La giunta militare reprime le proteste con lacrimogeni e proiettili di gomma e ha diramato mandato di arresto contro i capi delle proteste. Le ambasciate di Stati Uniti, Gran Bretagna e Unione europea invocano la pace e denunciano l'interruzione dell'elettricità e delle comunicazioni da parte del regime
Non accennano a fermarsi le manifestazioni di protesta in Birmania contro il colpo di Stato militare che il 1 febbraio ha portato all’arresto della leader democraticamente eletta Aung San Suu Kyi, del presidente Win Myint e di membri del governo. I manifestanti sfidano il divieto di raduni e il coprifuoco imposto dalla giunta. Le proteste, scoppiate in tutto il Paese, vengono represse dalla polizia con lacrimogeni e proiettili di gomma. Cinque giornalisti, durante una manifetazione a Mytkyina, sono stati arrestati per aver protestato contro le forze di sicurezza che avevano aperto il fuoco sui dimostranti. E anche oggi, nonostante il giro di vite, centinaia di persone sono tornate in strada per manifestare, nonostante il nuovo esecutivo dei generali abbia rafforzato la presenza di forze dell’ordine nelle principali città dello Stato.

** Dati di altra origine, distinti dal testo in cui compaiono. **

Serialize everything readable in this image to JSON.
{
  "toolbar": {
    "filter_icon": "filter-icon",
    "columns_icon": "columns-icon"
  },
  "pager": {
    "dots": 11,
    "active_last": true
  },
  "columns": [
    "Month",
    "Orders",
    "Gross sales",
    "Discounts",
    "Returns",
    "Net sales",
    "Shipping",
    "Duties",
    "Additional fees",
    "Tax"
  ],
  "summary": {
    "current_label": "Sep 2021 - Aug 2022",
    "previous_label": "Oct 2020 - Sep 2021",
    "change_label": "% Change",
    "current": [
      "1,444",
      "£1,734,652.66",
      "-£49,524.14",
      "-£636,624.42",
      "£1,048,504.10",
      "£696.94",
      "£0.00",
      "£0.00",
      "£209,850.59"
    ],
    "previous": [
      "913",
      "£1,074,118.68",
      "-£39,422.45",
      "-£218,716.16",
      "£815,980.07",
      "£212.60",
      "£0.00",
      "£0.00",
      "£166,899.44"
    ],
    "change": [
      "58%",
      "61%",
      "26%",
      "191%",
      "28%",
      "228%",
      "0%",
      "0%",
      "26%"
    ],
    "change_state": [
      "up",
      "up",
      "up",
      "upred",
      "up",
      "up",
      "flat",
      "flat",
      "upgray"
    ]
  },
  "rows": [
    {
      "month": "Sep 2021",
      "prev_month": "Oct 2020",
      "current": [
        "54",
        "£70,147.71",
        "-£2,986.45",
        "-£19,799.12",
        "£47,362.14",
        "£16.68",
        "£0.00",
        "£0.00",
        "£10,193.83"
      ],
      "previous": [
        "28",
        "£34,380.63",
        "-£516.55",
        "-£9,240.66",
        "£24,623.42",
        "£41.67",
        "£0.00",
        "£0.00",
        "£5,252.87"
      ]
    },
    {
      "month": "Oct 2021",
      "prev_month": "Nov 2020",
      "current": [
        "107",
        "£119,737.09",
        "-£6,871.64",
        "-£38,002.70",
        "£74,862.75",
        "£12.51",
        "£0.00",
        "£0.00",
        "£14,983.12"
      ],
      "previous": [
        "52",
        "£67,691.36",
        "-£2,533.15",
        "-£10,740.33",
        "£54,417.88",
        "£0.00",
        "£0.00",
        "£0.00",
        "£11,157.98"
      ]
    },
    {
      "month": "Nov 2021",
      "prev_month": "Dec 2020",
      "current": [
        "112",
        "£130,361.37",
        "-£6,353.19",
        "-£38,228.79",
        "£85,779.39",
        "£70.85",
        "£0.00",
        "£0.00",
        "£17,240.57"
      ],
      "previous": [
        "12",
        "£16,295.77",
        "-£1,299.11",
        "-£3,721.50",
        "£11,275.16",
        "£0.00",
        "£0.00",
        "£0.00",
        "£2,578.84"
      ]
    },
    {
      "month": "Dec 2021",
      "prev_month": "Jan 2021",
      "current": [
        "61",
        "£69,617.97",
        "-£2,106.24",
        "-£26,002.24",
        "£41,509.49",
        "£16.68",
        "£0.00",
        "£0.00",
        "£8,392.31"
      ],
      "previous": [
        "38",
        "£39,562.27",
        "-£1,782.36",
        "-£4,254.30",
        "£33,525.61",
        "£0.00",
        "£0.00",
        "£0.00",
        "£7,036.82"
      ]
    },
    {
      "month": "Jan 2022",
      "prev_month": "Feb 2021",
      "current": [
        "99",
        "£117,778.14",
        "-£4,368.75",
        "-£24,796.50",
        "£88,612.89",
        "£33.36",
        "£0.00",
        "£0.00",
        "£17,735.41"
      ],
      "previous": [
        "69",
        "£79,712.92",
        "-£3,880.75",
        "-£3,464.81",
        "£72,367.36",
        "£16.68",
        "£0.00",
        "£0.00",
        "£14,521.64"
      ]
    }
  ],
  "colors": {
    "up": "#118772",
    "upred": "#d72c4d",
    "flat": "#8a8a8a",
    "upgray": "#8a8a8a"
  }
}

La giunta militare del Myanmar ha ammonito la popolazione a non coprire la fuga dei leader della protesta, contro i quali sono stati emessi mandati di arresto, invitando a fornire informazioni utili alla loro cattura. Le forze di sicurezza hanno intensificato gli arresti di medici e altre persone che continuano a unirsi al movimento di disobbedienza civile che ha visto enormi folle riempire le strade della Birmania. La polizia ha diramato un mandato di cattura speciale per sette persone che hanno sostenuto apertamente le proteste, tra cui uno dei più noti attivisti pro democrazia, Min Ko Naing, manifestante veterano arrestato nel 1988 per essersi schierato contro la dittatura militare birmana dell’epoca. “Stanno arrestando le persone di notte e dobbiamo stare attenti”, ha detto in un video pubblicato sabato su Facebook prima che fosse emesso il suo mandato di cattura. “Potrebbero aumentare il livello della repressione e dovremo essere preparati”.
La preoccupazione dell’opinione pubblica aumenta non solo per le crescenti violenze, ma anche per la manipolazione, da parte dei militari, di criminali rilasciati dalle prigioni per compiere atti di violenza e instillare il panico. La scorsa settimana il governo ha infatti concesso l’amnistia a oltre 23mila detenuti. Secondo alcuni, sono stati reclutati dalle autorità per svolgere attività violente di notte nelle zone residenziali, soprattutto appiccando incendi. In alcune aree sono stati istituiti gruppi di sorveglianza di quartiere per proteggere la popolazione.
Le ambasciate di Usa, Ue e Uk in Birmania avvertono di movimenti di truppe e interruzioni di comunicazioni: “Denunciamo – si legge in una nota – l’interruzione delle comunicazioni da parte della giunta militare, così come altre restrizioni dei diritti fondamentali dei cittadini birmani”. Le ambasciate chiedono inoltre l’interruzione delle violenze contro i manifestanti e una risposta alla loro richiesta di un governo democratico. “Supportiamo i cittadini birmani nella loro richiesta di democrazia, libertà, pace e prosperità. Il mondo sta guardando”.